Goran Bregovic, a European tempo
Translation by:kate stansfield
With violin and accordion slung over his shoulder, Goran Bregovic, Serbo-Croatian composer and former rockstar, known for his cinematographic collaborations with Emir Kusturica, travels the four corners of Europe. A gypsy rhythm with European harmonies.
He is undoubtedly the key figure of the Balkan cultural tapestry. My meeting with the eclectic artist takes place in the intimate surroundings of a dressing room of the ‘Cabaret Sauvage’ in Paris, where his gypsy opera, ‘Karmen with a Happy Ending’ has played throughout December. His face is framed by tousled, black hair, his laughing eyes still filled with the magic of the show he has just presented to a full house. Over a glass of whisky, Bregovic recalls his early years in Sarajevo, where he was born. “I learnt my first musical notes on a violin, but back then the girls preferred the guitar. So at 16, I started my career as a guitarist in strip bars”.
His career path may have been eclectic but it is no less impressive for that. Born to a Serbian mother and Croatian father, he believed his generation “would escape a war. I was wrong.” His father was a colonel, his grandfather too. “In every family there was an officer, those countries really needed soldiers”, my guest explains. In 1991, as the first conflicts were breaking out in Yugoslavia, Bregovic composed the music for the film ‘Arizona Dream', shot partly in Paris. He decided to settle there, in a small apartment in the Marais purchased in his youth. “I was the biggest rock and roll star in my country for 15 years, and all of a sudden I lost it all. It is strange to start from square one, to be a novice all over again. I panicked, and at the beginning I had to work very hard.” He racked up twenty films in the space of three years, not to mention adverts for margarine and perfume. “I am lucky not to have been trapped in Sarajevo, but to live in Paris, a city with a centuries-old tradition of welcoming artists, be they Russian and Scandinavian writers or Spanish painters. Yugoslavs, in other places, can be thieves or labourers, but never artists. Except here.”
A brilliant success.
In perfect French, tinged with subtle Slavonic intonation, he humbly describes how he found success for a second time, skilfully steering his career from the stage towards music for films. He now composes the original soundtracks for films by prestigious directors such as Emir Kusturica, Patrice Chéreau or the Romanian Radu Mihaileanu… and confesses to having composed the music for ‘Time of the Gypsies’ (which in France earned him a gold disc) ‘out of friendship’ for his eternal partner in crime, Emir Kusturica. “I’m not great at composing music for films, I find it boring to simply illustrate. My music is also too aggressive. I’ve just been lucky to work with directors who do not need real composers.”

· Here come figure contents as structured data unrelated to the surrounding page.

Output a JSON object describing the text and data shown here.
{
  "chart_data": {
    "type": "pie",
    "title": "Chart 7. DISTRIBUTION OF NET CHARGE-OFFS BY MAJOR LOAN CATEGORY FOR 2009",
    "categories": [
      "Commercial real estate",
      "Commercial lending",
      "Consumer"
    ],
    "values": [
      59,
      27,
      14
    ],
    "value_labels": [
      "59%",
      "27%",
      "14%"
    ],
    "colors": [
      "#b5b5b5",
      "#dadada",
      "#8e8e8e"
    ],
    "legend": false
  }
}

The voice of multiculturalism, he welcomes the challenge of working with musicians as diverse as the American Iggy Pop, Israeli Ofra Haza or the Cape Verdean Césaria Evora, blending together all nationalities and religions. Married to a Bosnian, he describes himself as “a composer who comes from a very eclectic place, from a land dominated by Turks for five centuries, the only direct border between orthodox Catholics and Muslims.”
This cultural melting pot inspires his gypsy opera, the protagonist of which is a Slavonic Karmen, with a ‘K’ and a Balkan accent. When creating the story of this gypsy heroine, he started from “a true story: those girls from the East who are drawn to Europe by promises and end up on the streets selling their bodies to line someone else’s pockets.” He proudly states that he had high hopes that this creation would find its way into the repertoire of gypsy orchestras. Because “opera is a luxury but people are just as keen to hear a poor man’s opera that you can play at weddings and funerals.” The gamble paid off. His show has since toured the world, from Argentina to Russia and from Germany to Israel via Japan.
Undisputed ambassador of Balkan music, Goran Bregovic has been playing the stages of the continent for over a decade with his famous Orchestra of the Weddings and Funerals. A connoisseur of gypsy cultures, he deplores the rejection and discrimination of gypsies in France and England, as well as in Central and Eastern European countries. He would also like to see them receive more attention in Europe. For his nomadic peoples who have “offered so much, Django Reinhardt, flamenco, undeniable influences on the musical culture of the Old World”, Bregovic demands both recognition and respect.
On the tenth anniversary of the Dayton Agreements, he remains confident about the situation of Eastern countries. “When you look at history, you see an attitude that sways between enthusiasm and despair. It is always the same type of war between religions and ethnicities, with Bosnia and Kosovo under an ineffective European protectorate. Today, we live in a more optimistic time, because it seems like Europe has a realistic plan for us.” For him, “the future of the European continent will inevitably be played out in the Balkans. It would be a problem for Europe, which surrounds us, to have ‘wild’ countries at its centre: Greece to the south, Bulgaria to the north and soon Romania…” Between his whisky, guitar and accordion, Goran Bregovic admits to being more than optimistic: “it is in the EU’s best interests to integrate the ‘wild ones’ like us,” he concludes with a smile.